Results like this, and the fact that you tend to hear meaningful information even when you aren’t paying attention to it, suggest that we do monitor the unattended information to some degree on the basis of its meaning. Therefore, the filter theory can’t be right to suggest that unattended information is completely blocked at the sensory analysis level. Instead, Treisman suggested that selection starts at the physical or perceptual level, but that the unattended information is not blocked completely, it is just weakened or attenuated. As a result, highly meaningful or pertinent information in the unattended ear will get through the filter for further processing at the level of meaning. The figure below shows information going in both ears, and in this case there is no filter that completely blocks nonselected information. Instead, selection of the left ear information strengthens that material, while the nonselected information in the right ear is weakened. However, if the preliminary analysis shows that the nonselected information is especially pertinent or meaningful (such as your own name), then the Attenuation Control will instead strengthen the more meaningful information.

 

 

Late Selection Models

Other selective attention models have been proposed as well. A late selection or response selection model proposed by Deutsch and Deutsch (1963) suggests that all information in the unattended ear is processed on the basis of meaning, not just the selected or highly pertinent information. However, only the information that is relevant for the task response gets into conscious awareness. This model is consistent with ideas of subliminal perception; in other words, that you don’t have to be aware of or attending a message for it to be fully processed for meaning.

 

You might notice that this figure looks a lot like that of the Early Selection model—only the location of the selective filter has changed, with the assumption that analysis of meaning occurs before selection occurs, but only the selected information becomes conscious.

Multimode Model

Why did researchers keep coming up with different models?
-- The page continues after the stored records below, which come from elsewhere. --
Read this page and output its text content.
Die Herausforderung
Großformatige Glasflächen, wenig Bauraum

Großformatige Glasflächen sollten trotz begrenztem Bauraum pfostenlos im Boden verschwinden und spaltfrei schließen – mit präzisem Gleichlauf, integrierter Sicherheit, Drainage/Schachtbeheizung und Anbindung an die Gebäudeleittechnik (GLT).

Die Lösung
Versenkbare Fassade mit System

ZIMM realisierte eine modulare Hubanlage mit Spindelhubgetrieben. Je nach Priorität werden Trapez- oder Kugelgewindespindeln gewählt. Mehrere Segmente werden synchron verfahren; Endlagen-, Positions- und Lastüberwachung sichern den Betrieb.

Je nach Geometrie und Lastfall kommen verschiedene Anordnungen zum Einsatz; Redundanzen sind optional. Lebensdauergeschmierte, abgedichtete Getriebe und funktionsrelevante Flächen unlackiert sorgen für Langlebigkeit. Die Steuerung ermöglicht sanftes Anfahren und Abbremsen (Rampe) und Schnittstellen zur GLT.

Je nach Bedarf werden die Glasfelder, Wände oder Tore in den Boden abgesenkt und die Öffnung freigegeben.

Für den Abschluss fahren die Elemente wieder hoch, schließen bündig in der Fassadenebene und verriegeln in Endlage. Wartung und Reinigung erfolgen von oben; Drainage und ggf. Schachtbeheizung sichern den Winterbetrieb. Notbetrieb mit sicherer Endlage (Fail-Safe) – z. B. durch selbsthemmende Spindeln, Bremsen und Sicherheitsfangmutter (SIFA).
Because no model really seemed to account for all the data, some of which indicates that non-selected information is blocked completely, whereas other studies suggest that it can be processed for meaning. The multimode model addresses this apparent inconsistency, suggesting that the stage at which selection occurs can change depending on the task. Johnston and Heinz (1978) demonstrated that under some conditions, we can select what to attend to at a very early stage and we do not process the content of the unattended message very much at all. Analyzing physical information, such as attending to information based on whether it is a male or female voice, is relatively easy; it occurs automatically, rapidly, and doesn’t take much effort. Under the right conditions, we can select what to attend to on the basis of the meaning of the messages. However, the late selection option—processing the content of all messages before selection—is more difficult and requires more effort. The benefit, though, is that we have the flexibility to change how we deploy our attention depending upon what we are trying to accomplish, which is one of the greatest strengths of our cognitive system. For a short summary explanation regarding the various selection models, see the video below.

 

This discussion of selective attention has focused on experiments using auditory material, but the same principles hold for other perceptual systems as well. Neisser (1979) investigated some of the same questions with visual materials by superimposing two semi-transparent video clips and asking viewers to attend to just one series of actions. As with the auditory materials, viewers often were unaware of what went on in the other clearly visible video. Twenty years later, Simons and Chabris (1999) explored and expanded these findings using similar techniques, and triggered a flood of new work in an area referred to as inattentional blindness.